Landlord insurance tips

Posted: 8th Nov 2015

Some landlords are fully committed buy to let investors with a view to making their living from the business. Others might have found themselves to be landlords almost by accident, thanks to a single property they might have inherited or one awaiting a decision on its possible sale. Either way you look at it, however, any landlord is likely to give priority to protecting the property with the appropriate form of insurance.

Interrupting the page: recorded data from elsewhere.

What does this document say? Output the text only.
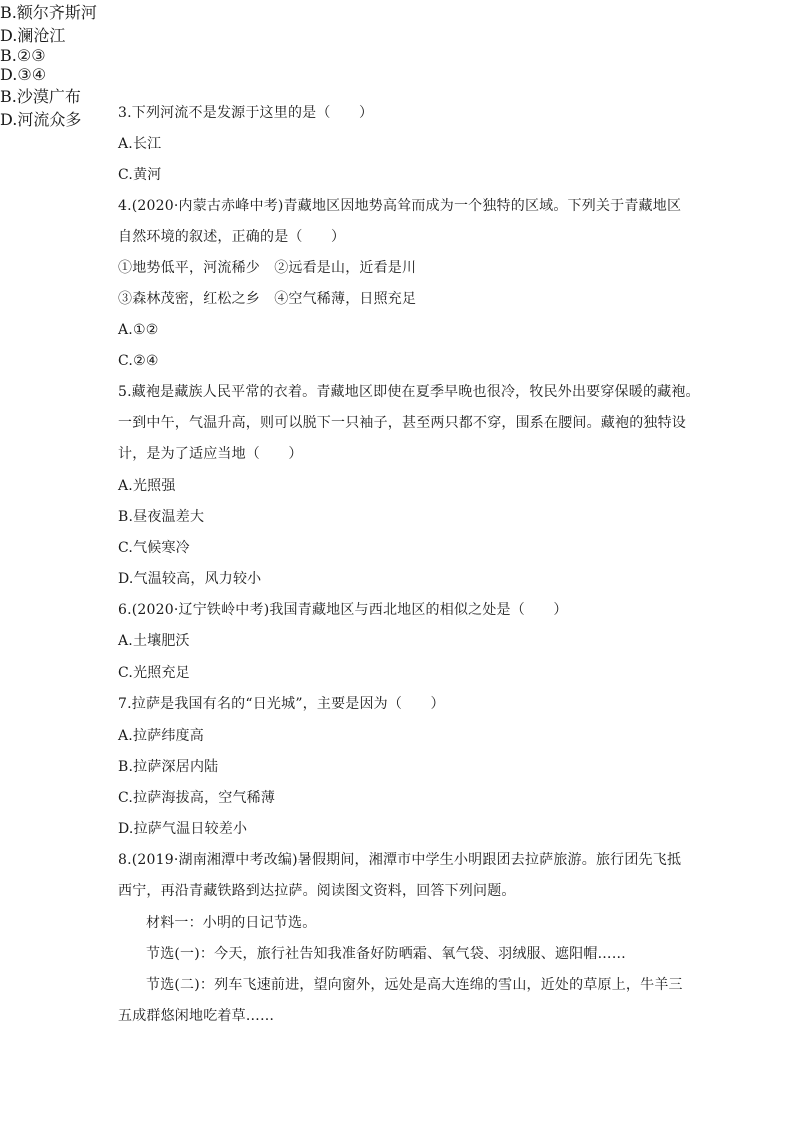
3.下列河流不是发源于这里的是（　　）
A.长江
B.额尔齐斯河
C.黄河
D.澜沧江
4.(2020·内蒙古赤峰中考)青藏地区因地势高耸而成为一个独特的区域。下列关于青藏地区
自然环境的叙述，正确的是（　　）
①地势低平，河流稀少　②远看是山，近看是川
③森林茂密，红松之乡　④空气稀薄，日照充足
A.①②
B.②③
C.②④
D.③④
5.藏袍是藏族人民平常的衣着。青藏地区即使在夏季早晚也很冷，牧民外出要穿保暖的藏袍。
一到中午，气温升高，则可以脱下一只袖子，甚至两只都不穿，围系在腰间。藏袍的独特设
计，是为了适应当地（　　）
A.光照强
B.昼夜温差大
C.气候寒冷
D.气温较高，风力较小
6.(2020·辽宁铁岭中考)我国青藏地区与西北地区的相似之处是（　　）
A.土壤肥沃
B.沙漠广布
C.光照充足
D.河流众多
7.拉萨是我国有名的“日光城”，主要是因为（　　）
A.拉萨纬度高
B.拉萨深居内陆
C.拉萨海拔高，空气稀薄
D.拉萨气温日较差小
8.(2019·湖南湘潭中考改编)暑假期间，湘潭市中学生小明跟团去拉萨旅游。旅行团先飞抵
西宁，再沿青藏铁路到达拉萨。阅读图文资料，回答下列问题。
材料一：小明的日记节选。
节选(一)：今天，旅行社告知我准备好防晒霜、氧气袋、羽绒服、遮阳帽……
节选(二)：列车飞速前进，望向窗外，远处是高大连绵的雪山，近处的草原上，牛羊三
五成群悠闲地吃着草……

In order to understand why it is likely to be such a priority, it may be helpful to review cover for landlords and suggest a few tips about what needs to be taken into consideration:

Get the correct cover

  • probably the single most important thing to remember is that your standard home insurance policy is unlikely to offer the protection you need once the property is let to tenants;
  • when assessing risks, insurers take a keen interest in the purpose to which the insured accommodation is put;
  • standard home insurance is designed for the owner occupier, but landlord insurance is necessary once the property becomes a business asset to be let to tenants – the risks are simply different;
  • landlord insurance is a specialist form of cover suggests the Landlord Expert – and there is a clear distinction between this and the type of home insurance typically arranged by the owner occupier;
  • failure to make this clear to your insurer is likely to invalidate your cover and – if you are deliberately misleading an insurer about whether or not your property is let – you may be prosecuted for the offence of insurance fraud;
  • in a guide to cover for landlords published by Landlord Zone, it is explained that insurance contracts are based on the principle of “utmost good faith”, requiring the insured to inform the insurer of all “material facts” – such as the property being let to tenants;

Elements of cover

Landlord insurance – or buy to let insurance as you might also see it described – of course varies in its precise details from one insurer to another.

There are, however, certain core elements to most such policies:

Building insurance

  • the let property is almost certain to represent a hefty investment and one which you want to safeguard by protecting its structure and fabric through building insurance – against such potentially major threats as flooding, storm damage, fire, impacts, escape of water and vandalism;

Contents insurance

  • by the same token, the landlord may have spent a considerable furnishing and equipping the let property and contents insurance is designed to offer protection against loss or damage to those items owned by the landlord;
  • responsibility for insuring possessions and belongings owned by the tenants, of course, is their own responsibility;
  • some buy to let insurance policies also extend to cover, or offer the option of cover, against malicious damage to the let property or its contents by tenants – such as policies arranged by Cover4LetProperty and others;

Loss of rental income

  • whether it is a large or small-scale project, letting a property is a business proposition, dependent for its success on maintaining rental income from tenants;
  • in the event of an insured incident leaving the premises unfit for occupation by your tenants therefore, some landlord insurance policies typically offer at least some element of compensation for the resulting loss of rental income;

Landlord liability insurance

  • the moment you become a landlord, you also take on a general responsibility for ensuring that your tenants come to no physical harm or have their property damaged;
  • this is known as your duty of care and extends not only to tenants, but also their visitors and any other member of the public;
  • if any of these suffers an injury or has their property damaged through some breach of your duty of care, a substantial sum in compensation may be ordered;
  • to indemnify you against such claims, buy to let insurance typically includes landlord or property owner’s indemnity of at least £1 million;

Landlords’ statutory responsibilities

  • it is important to keep in mind, however, that landlord insurance provides no defence against your failure to comply with other, statutory responsibilities and obligations you have towards your tenants;
  • these include health and safety concerns such as the need for annual gas safety inspections – by a qualified Gas Safe engineer – safe electrical systems and appliances, compliance with national and local fire safety regulations, and, most recently, requirements for the installation of smoke alarms and, where appropriate, carbon monoxide alarms;
  • you also have a responsibility for ensuring that any deposit taken from a tenant as security against damage and breakages is held by a government approved third party under the Tenancy Deposit Protection

Although there remain a number of responsibilities and obligations which you continue to shoulder as a landlord, therefore, there are also many risks and perils against which specialist insurance cover is available.